Átila Roque, da Anistia Internacional, também concorda que a população dos territórios deve ser o principal protagonista da formulação destes dados. Ele ressaltou: “É um instrumento de garantia de direitos, com novas prioridades e novas hierarquias das informações. Os indicadores são uma forma de quebrar silêncios.”
Roque deu um exemplo absolutamente chocante. Os números de jovens negros nas periferias é imenso, mas deve ser ainda maior do que as estatísticas divulgadas. “Há estados do Brasil com estatísticas de letalidade totalmente incompletas”. Tal quadro na segurança pública, acrescenta ele, dificulta uma política pública que é prioritária.
O Incid, assim, é um instrumento para dar bases à política pública, apontando, com mais clareza, as urgências nos territórios. A informação sobre água inadequada, um direito básico, ilustra bem isso.
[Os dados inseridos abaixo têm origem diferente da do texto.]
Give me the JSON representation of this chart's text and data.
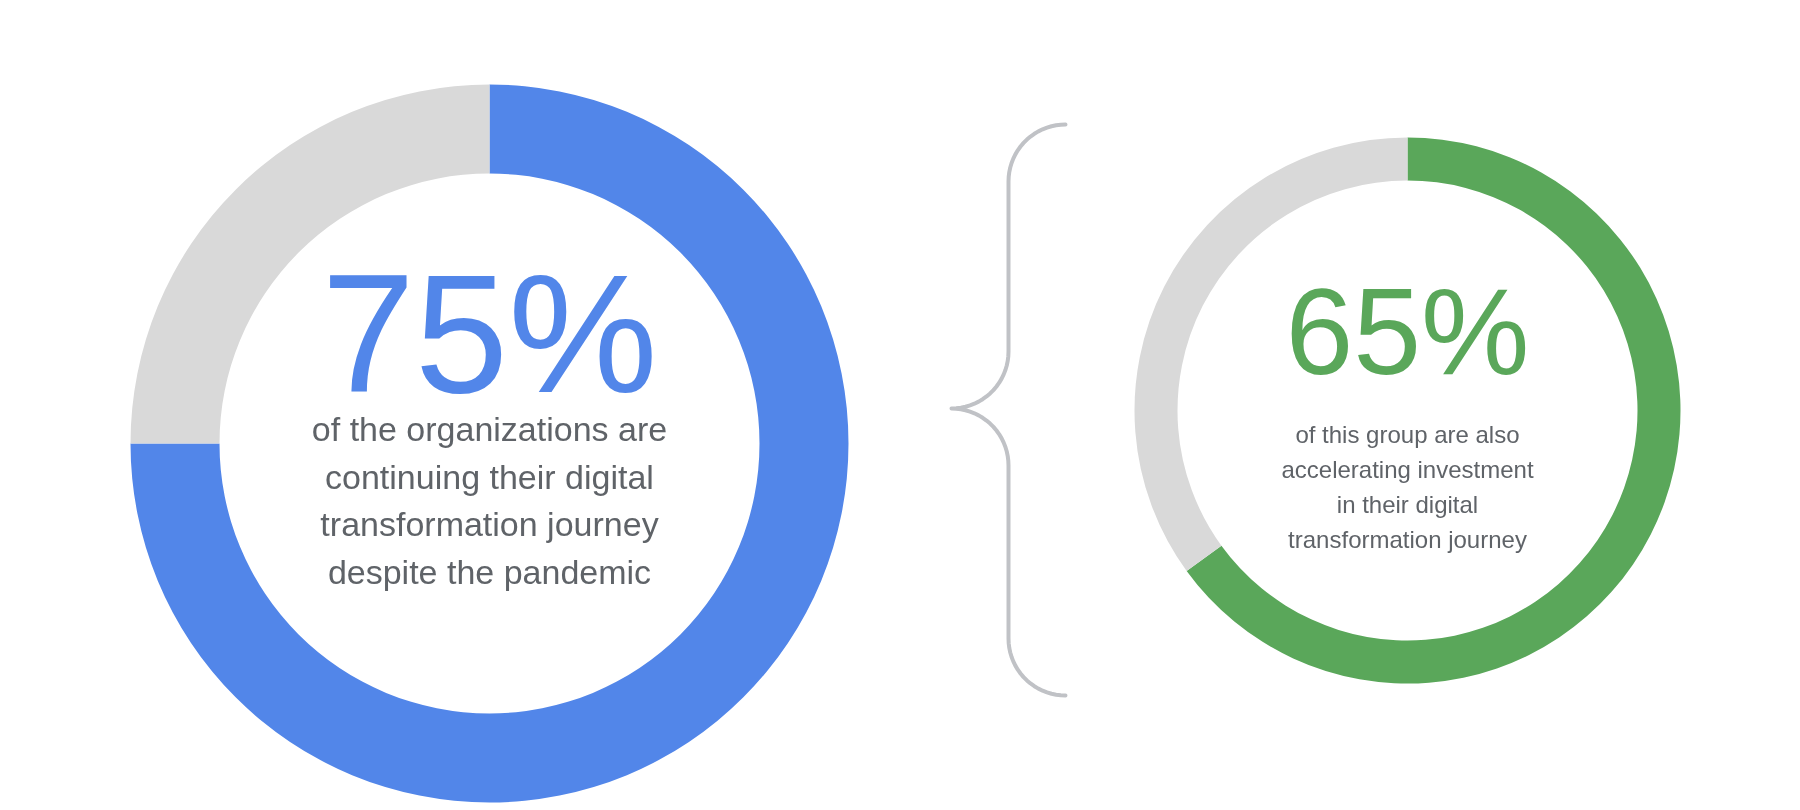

Comparando a situação dos 14 municípios impactados pelo Comperj, é possível observar Teresópolis como o pior na lista dessas cidades no que se refere aos domicílios com abastecimentos com água inadequada, levando sérios riscos à saúde. Na seqüência, Magé, com 14% nesse índice, mostra um território que sofreu com o crescimento desordenado de sua população.
Os dados estão disponíveis no site do projeto e podem ser utilizados com qualquer pessoa. “Esses dados dão base aos moradores. Silva Jardim, por exemplo, e Casimiro de Abreu, são dois municípios do Rio de Janeiro que ficam lado a lado e possuem uma diferença absurda nos indicadores. Enquanto Casimiro tem bons índices, os de Silva Jardim são péssimos. Há algum problema de gestão aí. Por outro lado, é importante ter cuidado com o uso político desses dados, acho importante o Ibase e os movimentos sociais problematizarem isso.”, disse Tainá Miê, moradora de Silva Jardim.
Durante dois dias de conferência, foram ouvidos muitos elogios, sugestões e críticas, para aprimorar o sistema de indicadores. A partir de agora, será um trabalho longo e árduo para a construção de novos indicadores e modificação do que existe, com o objetivo de garantir dos direitos sociais e humanos. Mas o pontapé está dado.